Most e-commerce sites fueled their early growth by offering variety and the ability to compare products and prices. But even the most successful have evolved little past a screen with a search box and small photos of products. Most shopping sites don't come close to matching the retail experience -- with the ability to touch and browse products and the one-on-one service of a salesperson -- perfected over decades by malls and retailers.

So some companies are experimenting with new online experiences. Amazon.com Inc. is now testing a site called Windowshop.com, where people can browse and sample music, movies and books by scrolling through panels that fly by on the screen. Makeover Solutions Inc.'s DailyMakeover.com allows users to apply different makeup brands to a photo of themselves. To date, the site has added makeup and hairdos to nine million photos.

Blue Nile's new look is its first overhaul in a decade. Its old site was built around accessibility, like an online interface that shoppers could use to customize computer purchases. Yet shoppers still had some complaints.

A customer "once wrote in and said, 'I received my purchase in the mail, and it was so much more impressive in person than on the Web site.

Blue Nile embarked on a redesign process last year, which included some initial hiccups. To appeal to women, one outside design agency suggested redesigning the site in bubblegum pink instead of its signature blue. "There was no way we could do that -- it was way too feminine.

Instead, Blue Nile dropped the design firm, which it declined to name, and decided to emphasise an upscale, rather than effeminate, look. It removed a left-hand navigation bar (still standard on many e-commerce sites), leaving space on the screen for much larger -- and more artistically cropped -- photos of products such as plumeria jewelry, sea turtle jewelry, starfish jewlery, tropical fish jewelry and whale jewelry. The changes are intended to make the experience more akin to window shopping.

Making the images larger, you can see the shadows and details, so the quality really shines through.

Blue Nile also rebuilt a system for shoppers to create custom engagement rings -- its largest business -- based on criteria they can adjust with sliding scales while watching an image of the product evolve on the screen. Shopping is now largely contained within a single page, to cut down on the confusion and tedium of clicking back and forth.

The company says it doesn't have a tally for the cost of the redesign, since it was completed by internal staff.

Blue Nile's overhaul comes as it faces competition on both ends of the market. Luxury giant Tiffany & Co. offers a visually rich Web site, and Bidz.com Inc. offers a discount-oriented jewelry store.

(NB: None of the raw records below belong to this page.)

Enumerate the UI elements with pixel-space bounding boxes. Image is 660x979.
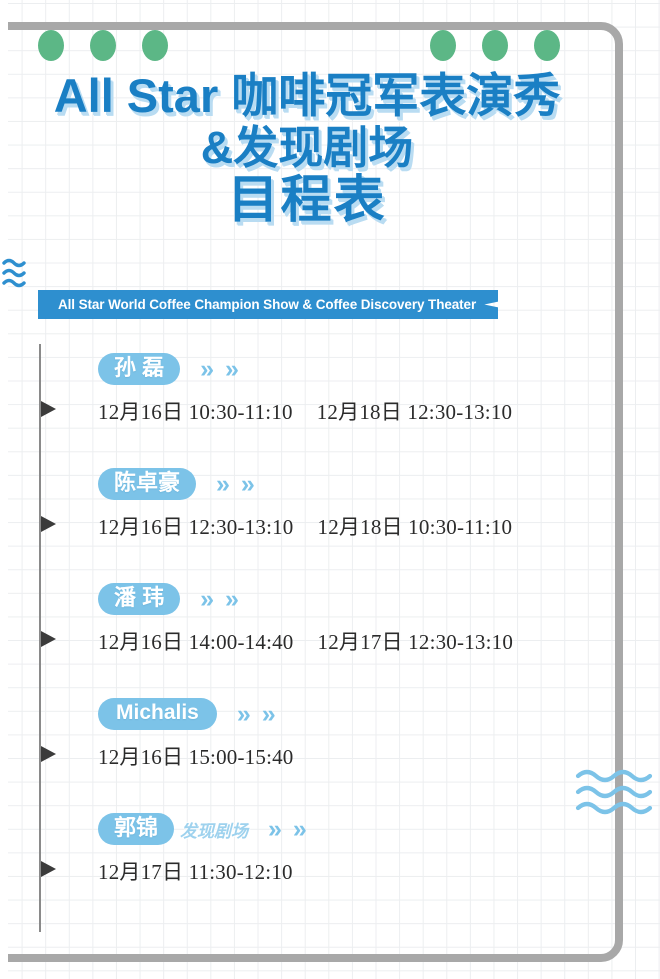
subtitle-banner: All Star World Coffee Champion Show & Co…: [38, 290, 498, 319]
subtitle-banner-text: All Star World Coffee Champion Show & Co…: [58, 297, 476, 312]
entry-header: 陈卓豪»»: [98, 467, 255, 501]
venue-tag: 发现剧场: [180, 817, 248, 842]
schedule-entry: 陈卓豪»»12月16日 12:30-13:1012月18日 10:30-11:1…: [0, 467, 614, 582]
chevron-group: »»: [268, 817, 307, 842]
time-slot: 12月16日 10:30-11:10: [98, 396, 293, 426]
play-triangle-icon: [41, 516, 56, 532]
double-chevron-right-icon: »: [262, 702, 276, 727]
decorative-dot: [38, 30, 64, 61]
double-chevron-right-icon: »: [293, 817, 307, 842]
double-chevron-right-icon: »: [268, 817, 282, 842]
title-line-1: All Star 咖啡冠军表演秀: [0, 72, 614, 119]
double-chevron-right-icon: »: [216, 472, 230, 497]
green-dots-row: [0, 26, 614, 66]
schedule-entry: Michalis»»12月16日 15:00-15:40: [0, 697, 614, 812]
chevron-group: »»: [216, 472, 255, 497]
time-slot: 12月18日 10:30-11:10: [318, 511, 513, 541]
title-line-3: 目程表: [0, 174, 614, 225]
schedule-list: 孙 磊»»12月16日 10:30-11:1012月18日 12:30-13:1…: [0, 352, 614, 927]
entry-header: 孙 磊»»: [98, 352, 239, 386]
performer-name-pill: 孙 磊: [98, 353, 180, 384]
chevron-group: »»: [237, 702, 276, 727]
performer-name-pill: 郭锦: [98, 813, 174, 844]
performer-name-pill: 潘 玮: [98, 583, 180, 614]
time-slot: 12月17日 11:30-12:10: [98, 856, 293, 886]
time-slot: 12月16日 14:00-14:40: [98, 626, 294, 656]
entry-times: 12月16日 15:00-15:40: [98, 741, 294, 771]
double-chevron-right-icon: »: [200, 357, 214, 382]
schedule-entry: 潘 玮»»12月16日 14:00-14:4012月17日 12:30-13:1…: [0, 582, 614, 697]
time-slot: 12月18日 12:30-13:10: [317, 396, 513, 426]
entry-times: 12月17日 11:30-12:10: [98, 856, 293, 886]
performer-name-pill: 陈卓豪: [98, 468, 196, 499]
entry-header: 郭锦发现剧场»»: [98, 812, 307, 846]
chevron-group: »»: [200, 357, 239, 382]
decorative-dot: [482, 30, 508, 61]
poster-canvas: All Star 咖啡冠军表演秀 &发现剧场 目程表 All Star Worl…: [0, 0, 660, 979]
play-triangle-icon: [41, 861, 56, 877]
time-slot: 12月16日 12:30-13:10: [98, 511, 294, 541]
play-triangle-icon: [41, 631, 56, 647]
time-slot: 12月17日 12:30-13:10: [318, 626, 514, 656]
entry-times: 12月16日 14:00-14:4012月17日 12:30-13:10: [98, 626, 513, 656]
double-chevron-right-icon: »: [237, 702, 251, 727]
decorative-dot: [430, 30, 456, 61]
decorative-dot: [534, 30, 560, 61]
double-chevron-right-icon: »: [225, 587, 239, 612]
double-chevron-right-icon: »: [241, 472, 255, 497]
entry-times: 12月16日 10:30-11:1012月18日 12:30-13:10: [98, 396, 512, 426]
time-slot: 12月16日 15:00-15:40: [98, 741, 294, 771]
page-title: All Star 咖啡冠军表演秀 &发现剧场 目程表: [0, 72, 614, 225]
chevron-group: »»: [200, 587, 239, 612]
performer-name-pill: Michalis: [98, 698, 217, 730]
play-triangle-icon: [41, 746, 56, 762]
play-triangle-icon: [41, 401, 56, 417]
decorative-dot: [90, 30, 116, 61]
entry-header: Michalis»»: [98, 697, 276, 731]
double-chevron-right-icon: »: [200, 587, 214, 612]
title-line-2: &发现剧场: [0, 125, 614, 170]
entry-header: 潘 玮»»: [98, 582, 239, 616]
double-chevron-right-icon: »: [225, 357, 239, 382]
wave-icon: [2, 256, 42, 292]
schedule-entry: 孙 磊»»12月16日 10:30-11:1012月18日 12:30-13:1…: [0, 352, 614, 467]
schedule-entry: 郭锦发现剧场»»12月17日 11:30-12:10: [0, 812, 614, 927]
decorative-dot: [142, 30, 168, 61]
entry-times: 12月16日 12:30-13:1012月18日 10:30-11:10: [98, 511, 512, 541]
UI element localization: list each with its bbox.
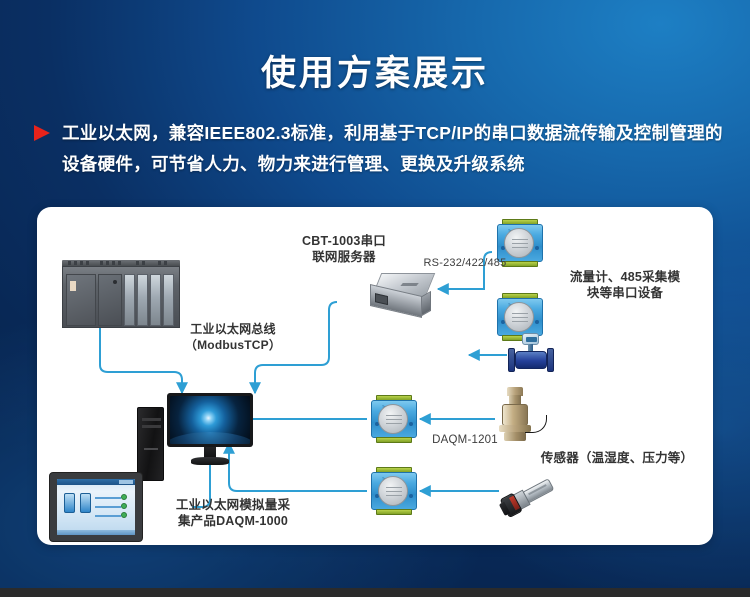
electromagnetic-flowmeter[interactable] xyxy=(507,333,555,377)
label-daqm-1000: 工业以太网模拟量采 集产品DAQM-1000 xyxy=(155,497,311,529)
description-row: 工业以太网，兼容IEEE802.3标准，利用基于TCP/IP的串口数据流传输及控… xyxy=(34,118,724,180)
desktop-computer[interactable] xyxy=(137,393,253,467)
daqm-1201-module[interactable]: Tcone xyxy=(369,395,419,443)
bottom-strip xyxy=(0,588,750,597)
plc-io-slot xyxy=(124,274,135,326)
label-serial-devices: 流量计、485采集模 块等串口设备 xyxy=(555,269,695,301)
label-sensors: 传感器（温湿度、压力等） xyxy=(519,450,713,466)
computer-monitor xyxy=(167,393,253,467)
description-text: 工业以太网，兼容IEEE802.3标准，利用基于TCP/IP的串口数据流传输及控… xyxy=(62,118,724,180)
label-cbt-server: CBT-1003串口 联网服务器 xyxy=(289,233,399,265)
plc-cpu-module xyxy=(66,274,96,326)
daqm-1000-module[interactable]: Tcone xyxy=(369,467,419,515)
plc-rack[interactable] xyxy=(62,260,180,328)
hmi-screen xyxy=(57,479,135,535)
wire-plc-to-computer xyxy=(100,327,182,393)
plc-io-slot xyxy=(150,274,161,326)
computer-tower xyxy=(137,407,164,481)
label-daqm-1201: DAQM-1201 xyxy=(421,432,509,448)
diagram-panel: Tcone Tcone Tcone Tcone xyxy=(37,207,713,545)
plc-io-slot xyxy=(163,274,174,326)
page-title: 使用方案展示 xyxy=(0,45,750,96)
label-serial-standard: RS-232/422/485 xyxy=(411,255,519,271)
plc-module xyxy=(98,274,122,326)
triangle-right-icon xyxy=(34,125,50,141)
plc-io-slot xyxy=(137,274,148,326)
plc-body xyxy=(62,266,180,328)
label-ethernet-bus: 工业以太网总线 （ModbusTCP） xyxy=(175,321,291,353)
hmi-touch-panel[interactable] xyxy=(49,472,143,542)
serial-server-cbt1003[interactable] xyxy=(370,273,432,317)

What's more, the recession has ravaged the $60 billion annual U.S. jewelry industry. Blue Nile's revenue fell more than 23% in the fourth quarter of last year, but the drops have since moderated, with a 5.2% drop in the second quarter of this year from the year-earlier quarter. While data on the diamond industry is incomplete, Blue Nile estimates it has gained approximately 1% of the engagement ring market in the past six to nine months, increasing its share to roughly 4.5% to 5.5%.

A redesign carries risks, since unlike traditional retailers, it can't be live tested in select outlets first, and online customers can't turn to salespeople to ask for help if they get lost. It could be very dangerous to try to integrate too much flash that serves no purpose for shoppers.

Blue Nile has taken on a redesign now because of the market's relative weakness, which has made competitors less likely to expand. Rather than feel like we didn't take advantage of this time, I believe that it is critically important to move while we can.